When I converted my car over to R-134 it worked great! It would blow 38-40 degrees out of the center vent on the highway crusing.

I replaced my receiver dryer, condensor, and both lines along with all new O-rings.
 
I'm kind of bias on the whole R134 vs Freeze 12 debate, but here's my take on the matter. Freeze 12 does not cool any better or any worse then conventional R134. Here's why. Freeze 12 is 80% 134 and 20% 142 b. The 142 b is the gas in Freeze 12 designed to carry the mineral oil throughout your A/C system. The only advantage of Freeze 12 over R134 is that it's a great alternative for lazy people. Freeze 12 was made to sell to people that were too lazy to change out the mineral oil in their existing R12 System ( But even with Freeze 12 YOU STILL NEED TO CHANGE OUT the Accumulator with R134a compatable unit, replace all the Black O-rings with Green O-rings, and replace the hi level and low level hoses with Barrier Style hoses). When you convert to R134, you have to remove ALL the old mineral oil in the system (since it's not compatable with R134) and replace it with PAG or Ester oil. Since Freeze 12 is 80% R134a (which is not compatable with mineral oil), something is needed to carry the mineral oil. The 20% of 142b used in Freeze 12 carries the mineral oil in the system. But oil is important to the life of the compressor so why try to carry sufficient oil with only 20% of the refrigerant? The other thing to keep in mind is that 142 b has smaller molecules than R134. So if (or when) you develope a leak in a Freeze 12 system the 142 B is the first gas to leak out. Since 142 B is the gas that carries the oil in the system (and now you have none).....you have no oil circulating in the system which will lead to compressor lock-up over a very short period of time.
If it were me. I would do a straight R134 conversion and here's why. 1)Freeze 12 is 80% R134 anyway so why use a "blend" if you can go 100% R-134. 2) Sounds like your already planning on replacing your accumulator, hoses, O-rings, and compressor with R134 compatable units. If so, just flush out the condensor and evaporator to remove the remaining mineral oil and your system will now be ready for PAG oil which is R134 compatable. I'm not trying to sway you one way or another, but I just wanted to make everyone aware that Freeze-12 is not some type of miracle gas capable of R-12 cooling. It's a R134 gas which opperates on mineral oil assuming YOU HAVE NO LEAKS and none of the 142B leaks out. Good Luck with your decession.
 
89 Saleen#455 said:
Duracool is a hydrocarbon which makes it flammable? I wouldn't use that stuff if you gave it to me for free. Just my opinion.
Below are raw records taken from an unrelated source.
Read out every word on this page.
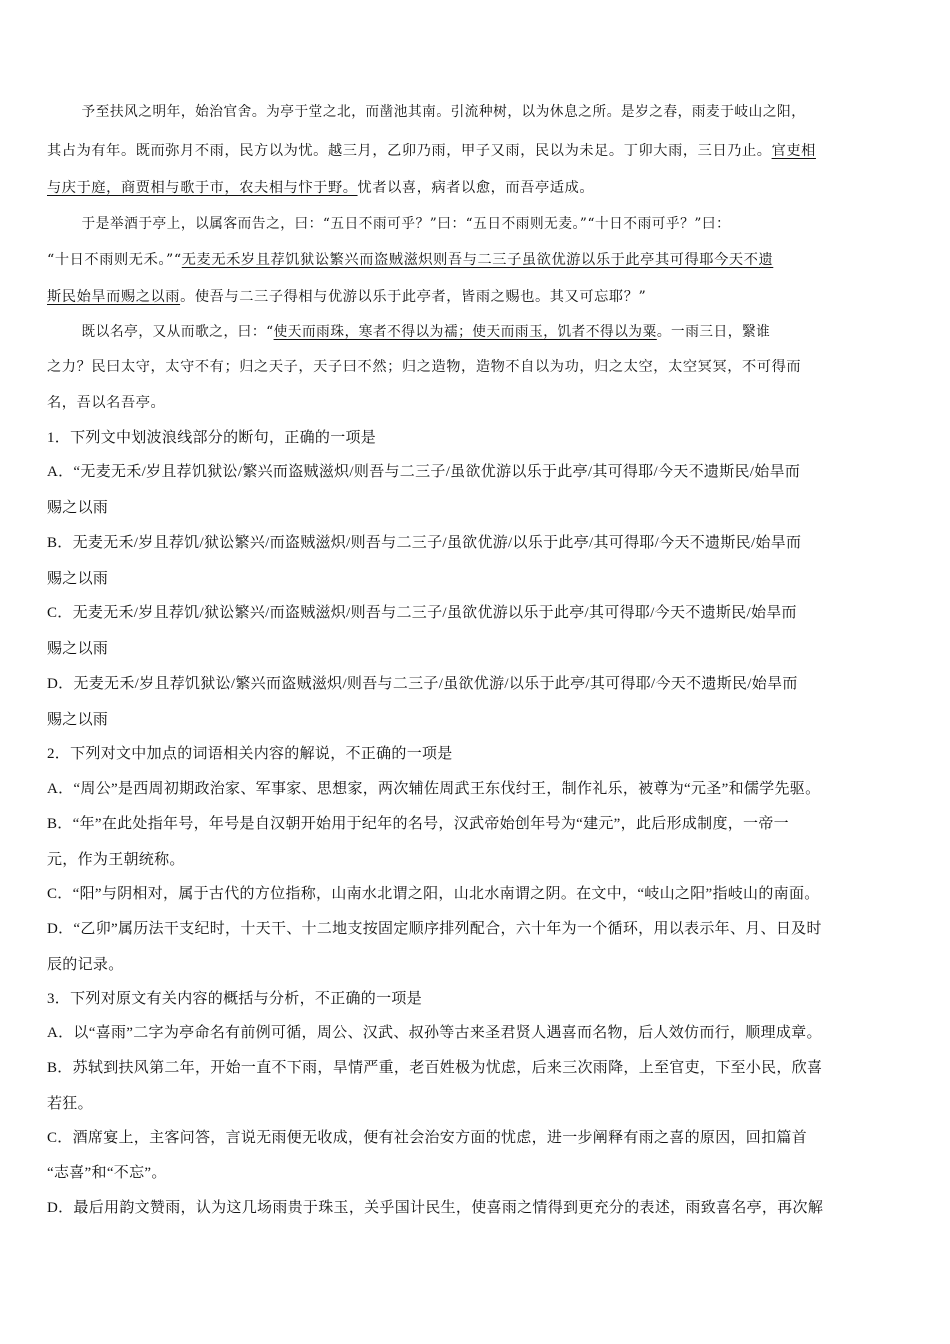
予至扶风之明年，始治官舍。为亭于堂之北，而凿池其南。引流种树，以为休息之所。是岁之春，雨麦于岐山之阳，
其占为有年。既而弥月不雨，民方以为忧。越三月，乙卯乃雨，甲子又雨，民以为未足。丁卯大雨，三日乃止。官吏相
与庆于庭，商贾相与歌于市，农夫相与忭于野。忧者以喜，病者以愈，而吾亭适成。
于是举酒于亭上，以属客而告之，曰：“五日不雨可乎？”曰：“五日不雨则无麦。”“十日不雨可乎？”曰：
“十日不雨则无禾。”“无麦无禾岁且荐饥狱讼繁兴而盗贼滋炽则吾与二三子虽欲优游以乐于此亭其可得耶今天不遗
斯民始旱而赐之以雨。使吾与二三子得相与优游以乐于此亭者，皆雨之赐也。其又可忘耶？”
既以名亭，又从而歌之，曰：“使天而雨珠，寒者不得以为襦；使天而雨玉，饥者不得以为粟。一雨三日，繄谁
之力？民曰太守，太守不有；归之天子，天子曰不然；归之造物，造物不自以为功，归之太空，太空冥冥，不可得而
名，吾以名吾亭。
1．下列文中划波浪线部分的断句，正确的一项是
A．“无麦无禾/岁且荐饥狱讼/繁兴而盗贼滋炽/则吾与二三子/虽欲优游以乐于此亭/其可得耶/今天不遗斯民/始旱而
赐之以雨
B．无麦无禾/岁且荐饥/狱讼繁兴/而盗贼滋炽/则吾与二三子/虽欲优游/以乐于此亭/其可得耶/今天不遗斯民/始旱而
赐之以雨
C．无麦无禾/岁且荐饥/狱讼繁兴/而盗贼滋炽/则吾与二三子/虽欲优游以乐于此亭/其可得耶/今天不遗斯民/始旱而
赐之以雨
D．无麦无禾/岁且荐饥狱讼/繁兴而盗贼滋炽/则吾与二三子/虽欲优游/以乐于此亭/其可得耶/今天不遗斯民/始旱而
赐之以雨
2．下列对文中加点的词语相关内容的解说，不正确的一项是
A．“周公”是西周初期政治家、军事家、思想家，两次辅佐周武王东伐纣王，制作礼乐，被尊为“元圣”和儒学先驱。
B．“年”在此处指年号，年号是自汉朝开始用于纪年的名号，汉武帝始创年号为“建元”，此后形成制度，一帝一
元，作为王朝统称。
C．“阳”与阴相对，属于古代的方位指称，山南水北谓之阳，山北水南谓之阴。在文中，“岐山之阳”指岐山的南面。
D．“乙卯”属历法干支纪时，十天干、十二地支按固定顺序排列配合，六十年为一个循环，用以表示年、月、日及时
辰的记录。
3．下列对原文有关内容的概括与分析，不正确的一项是
A．以“喜雨”二字为亭命名有前例可循，周公、汉武、叔孙等古来圣君贤人遇喜而名物，后人效仿而行，顺理成章。
B．苏轼到扶风第二年，开始一直不下雨，旱情严重，老百姓极为忧虑，后来三次雨降，上至官吏，下至小民，欣喜
若狂。
C．酒席宴上，主客问答，言说无雨便无收成，便有社会治安方面的忧虑，进一步阐释有雨之喜的原因，回扣篇首
“志喜”和“不忘”。
D．最后用韵文赞雨，认为这几场雨贵于珠玉，关乎国计民生，使喜雨之情得到更充分的表述，雨致喜名亭，再次解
I was wondering how Duracool was getting away with some of their statements until I saw they were located in Canada. Last I heard the EPA made it illegal to use flammable refrigerants in MVAC applications in the US.
 
89 Saleen#455 said:
Duracool is a hydrocarbon which makes it flammable? I wouldn't use that stuff if you gave it to me for free. Just my opinion.

Doesn`t sound good.I haven`t looked closely at it,so I`m unaware of the technical side.I hear it mentioned once in a while,so I was curious about the "real deal" on this stuff.
 
PuterAmI said:
Yeah, but is this really a bad thing?
Gasoline is also flammable (duh). No one gives it a thought at all these days.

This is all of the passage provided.